Bourse-Les financières reculent avant la décision grecque :

 

 

PARIS, 6 février (Reuters) - Les valeurs financières européennes sont en nette baisse lundi, les investisseurs se montrant prudents dans l'attente de la réponse de la Grèce à la proposition de ses créanciers privés, attendue à midi. (voir

).

A 10h15, l'indice Stoxx des banques européennes .SX7P abandonne 1,46%, plus forte baisse sectorielle en Europe, et celui des assureurs .SXIP 1,31%.

A Paris, Société générale SOGN.PA perd 4,43%, plus forte baisse du CAC 40 devant Crédit agricole CAGR.PA (-4,04%) et BNP Paribas BNPP.PA (-3,03%).

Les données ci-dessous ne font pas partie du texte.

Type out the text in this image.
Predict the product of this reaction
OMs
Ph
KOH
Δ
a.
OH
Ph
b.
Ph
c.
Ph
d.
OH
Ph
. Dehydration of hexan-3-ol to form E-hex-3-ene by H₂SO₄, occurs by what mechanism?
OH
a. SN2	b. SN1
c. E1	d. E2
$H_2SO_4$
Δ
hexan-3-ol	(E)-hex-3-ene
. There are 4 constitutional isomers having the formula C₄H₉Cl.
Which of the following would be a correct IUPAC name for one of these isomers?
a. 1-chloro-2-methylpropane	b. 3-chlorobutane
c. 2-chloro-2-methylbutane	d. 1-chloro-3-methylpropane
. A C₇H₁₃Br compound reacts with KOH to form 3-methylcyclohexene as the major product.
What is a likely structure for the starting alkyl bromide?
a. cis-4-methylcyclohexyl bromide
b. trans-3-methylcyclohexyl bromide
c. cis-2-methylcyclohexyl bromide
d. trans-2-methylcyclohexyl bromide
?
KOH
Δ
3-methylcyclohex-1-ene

"Les opérateurs sont encore inquiets à propos des négociations grecques. Alors que le pays n'est plus qu'à quelques semaines de devoir payer ses dettes, un accord n'a toujours pas été trouvé afin d'en restructurer une grande partie", commente dans une note Saxo Banque.

Saxo rappelle qu'en cas d'échec entre Athènes et ses créanciers privés, la Grèce pourrait être "in fine" exclue de la zone euro.

"En parallèle, l'Espagne donne également des signaux d'affaiblissement : sur le moyen terme, un plan de sauvetage pourrait être nécessaire au pays", souligne également Saxo.

Les banques grecques .FTATBNK (+6,85%) font en revanche figurent d'exception, la Grèce ayant, selon une source bancaire, accepté de recapitaliser ses banques.

"Le risque aujourd'hui est que la coalition gouvernementale éclate, ce qui recréerait une vague d'incertitude alors que l'Europe a donné jusqu'au 13 février à la Grèce pour boucler son programme d'échange de titres et ainsi valider le nouveau plan d'aide", explique dans une note CM-CIC Securities.

L'intermédiaire estime cependant qu'une solution avec les créanciers privés constituerait un facteur de détente "très important" qui viendrait amplifier la tendance haussière des jours précédents.

 

10:40 Écrit par swingteam-cc | Lien permanent | Commentaires (0) |  Facebook |

Les commentaires sont fermés.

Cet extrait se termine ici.